Dr. Dobb's is part of the Informa Tech Division of Informa PLC

This site is operated by a business or businesses owned by Informa PLC and all copyright resides with them. Informa PLC's registered office is 5 Howick Place, London SW1P 1WG. Registered in England and Wales. Number 8860726.


Channels ▼
RSS

Combining Boyer-Moore String Search with Regular Expressions


June 2000/Combining Boyer-Moore String Search with Regular Expressions


Overview

I recently needed code to do fast regular expression searching, so I started looking for articles on that subject. I found articles on regular expression searching, but the search algorithms were not that fast. In most cases they were "brute-force" implementations. Since regular expression searching is really specialized string searching, I thought that I may be able to find a fast text-searching algorithm that addressed regular expressions. I found some excellent text-searching algorithms but none addressed regular expressions. The information I found covering regular expressions was mostly in textbooks and required setting up a non-deterministic finite state machine from a context-free grammar. The information focused more on parsing and building the finite state machine than it did on text searching. The text search performed using regular expressions was done one character at a time.

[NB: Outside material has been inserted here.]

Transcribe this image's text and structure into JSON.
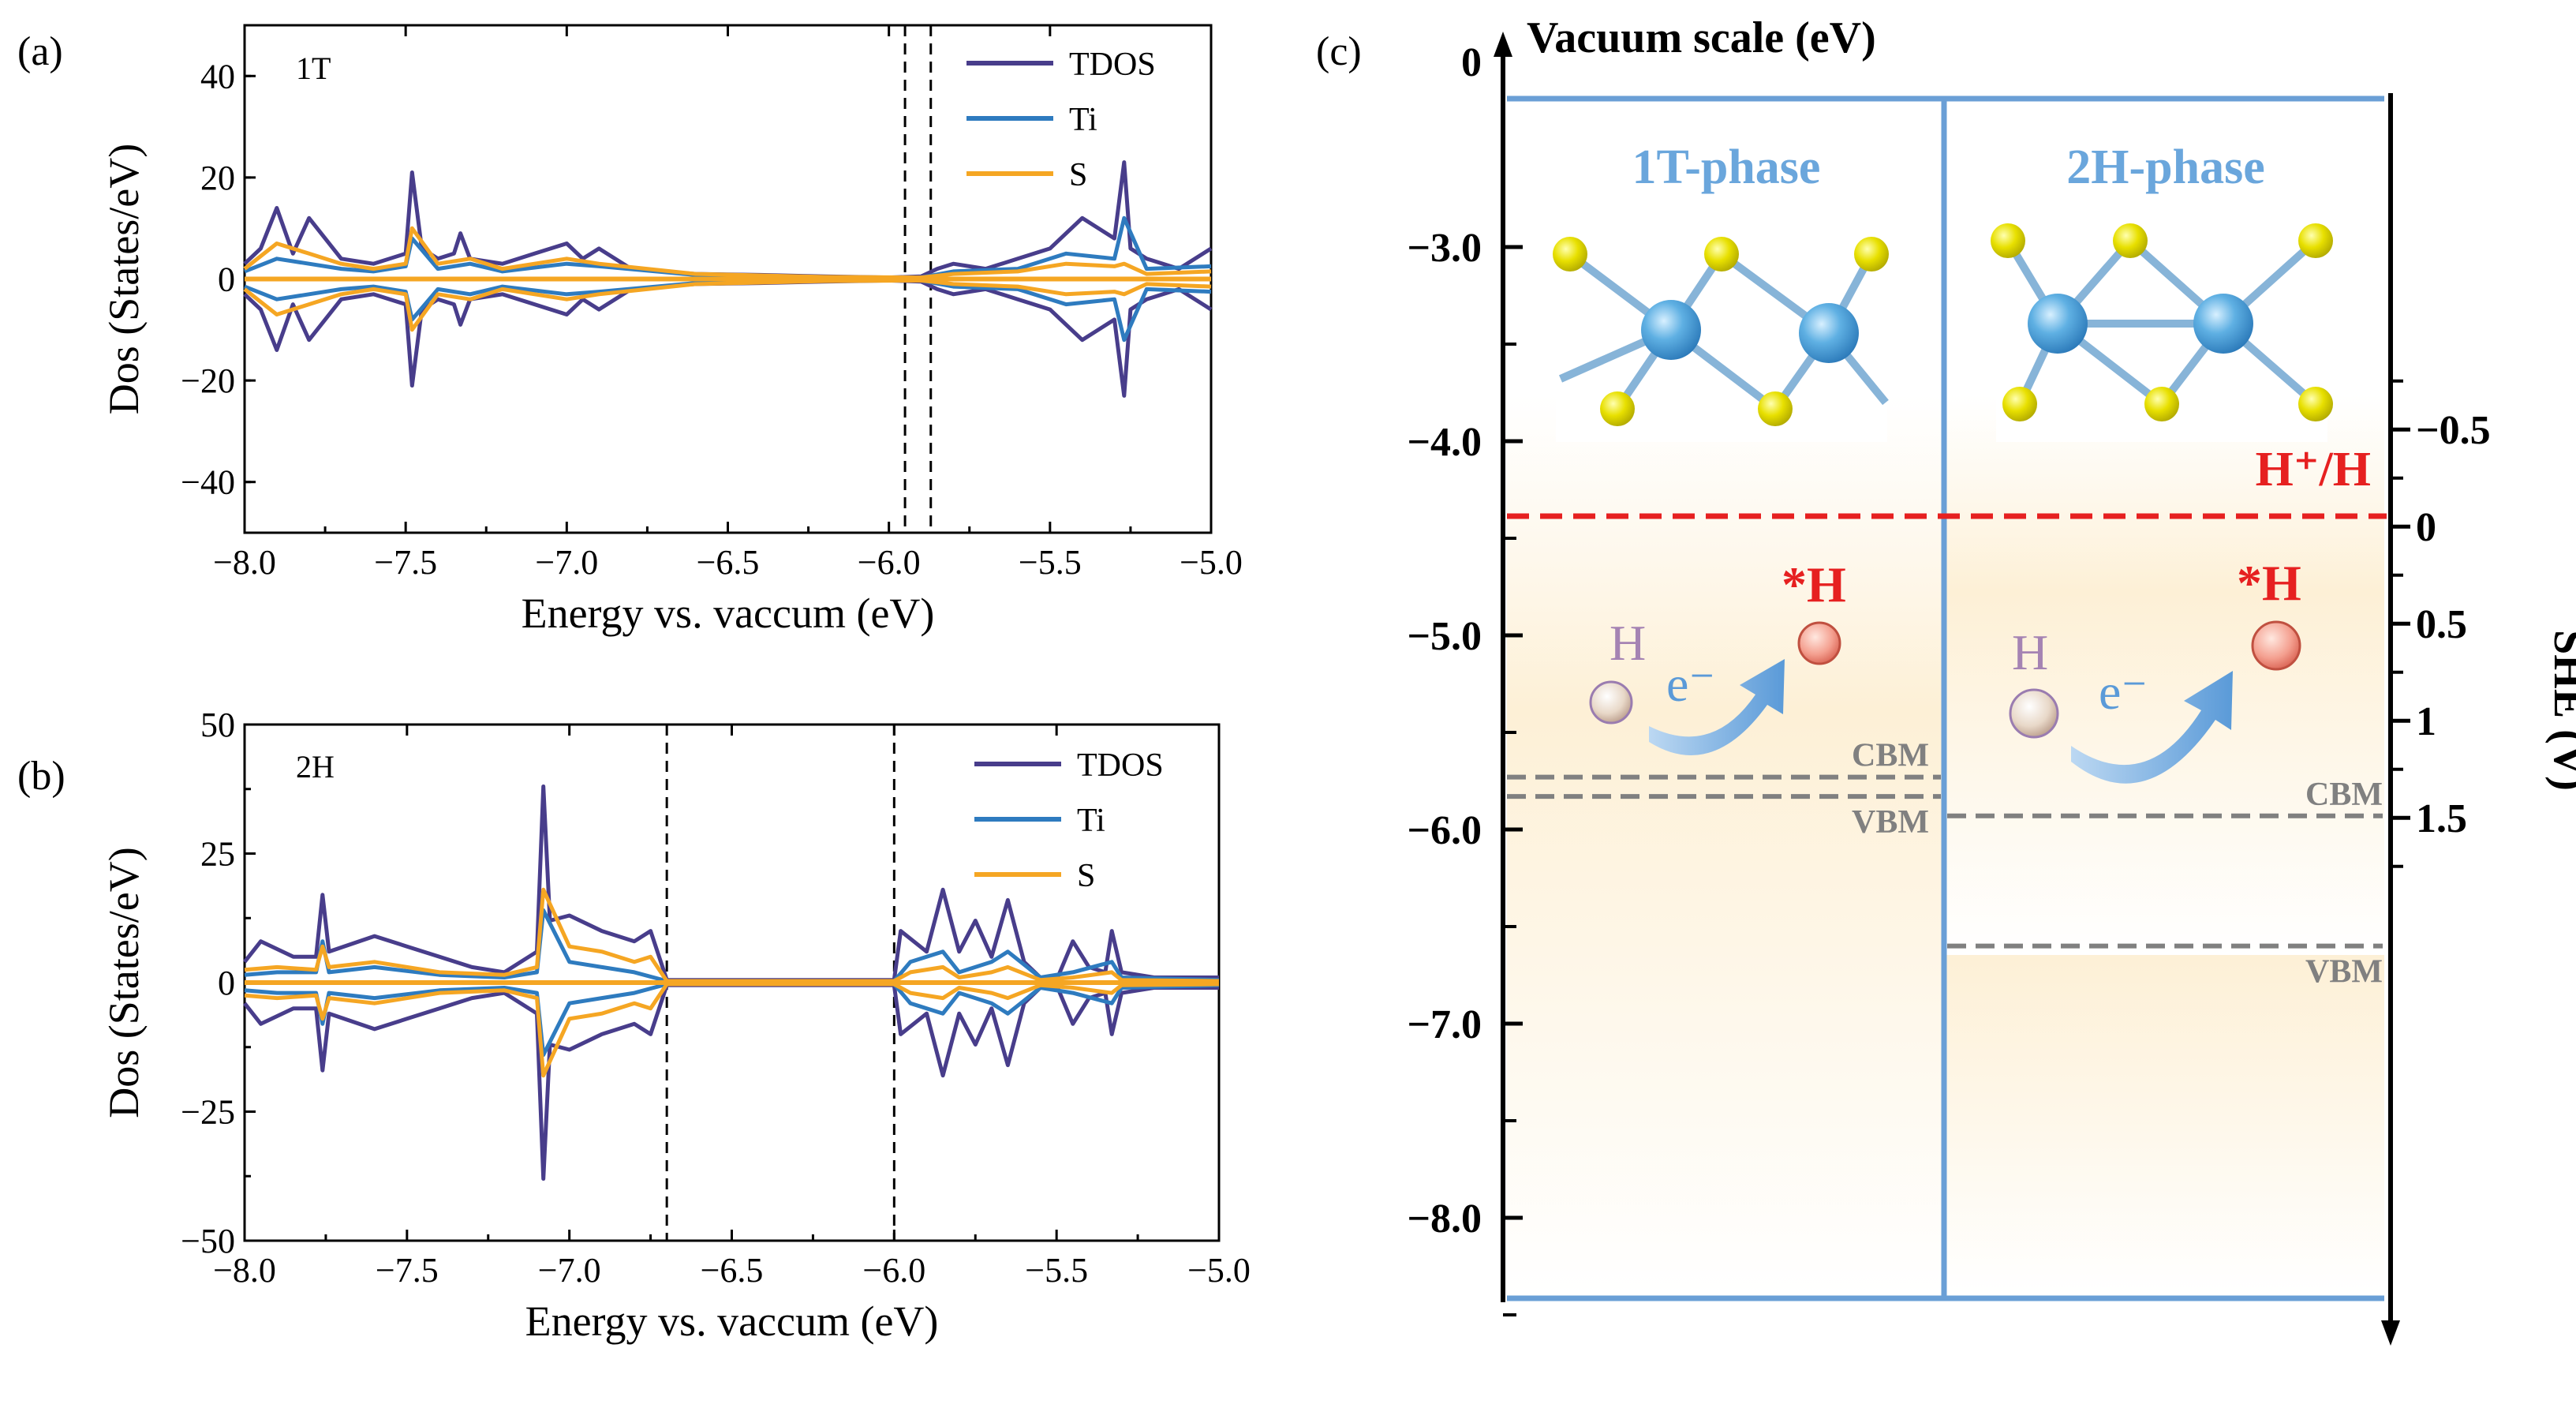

I did not need anything that sophisticated, so I developed a regular expression search class that could use some sort of intelligent text-search algorithm. This class is called CRegEx; it employs the Boyer-Moore string-search algorithm. I have compiled and tested CRegEx under Windows using Visual C++ 6.0 and under AIX using xlC. (Note: some of the type names used in this article are artifacts of programming in a Windows environment. For example, an LPTSTR is a macro for a char *, a.k.a. "long pointer to string." However, in the online source listings I provide a Unix makefile that will make all those artifacts defined under Unix.)

The Boyer-Moore Algorithm

Before discussing the class CRegEx, I review the Boyer-Moore algorithm. I chose the Boyer-Moore algorithm because it is significantly faster than other string search algorithms and it is one of the easiest algorithms to implement. It compares characters from right-to-left, starting with the last character in the search pattern. The speed of the Boyer-Moore algorithm is attributed to how well it deals with characters that do not match. When a mismatch is detected, the algorithm checks if the non-matching character is in the search pattern. If it is not in the pattern, then the pattern is shifted over the entire length of the search pattern.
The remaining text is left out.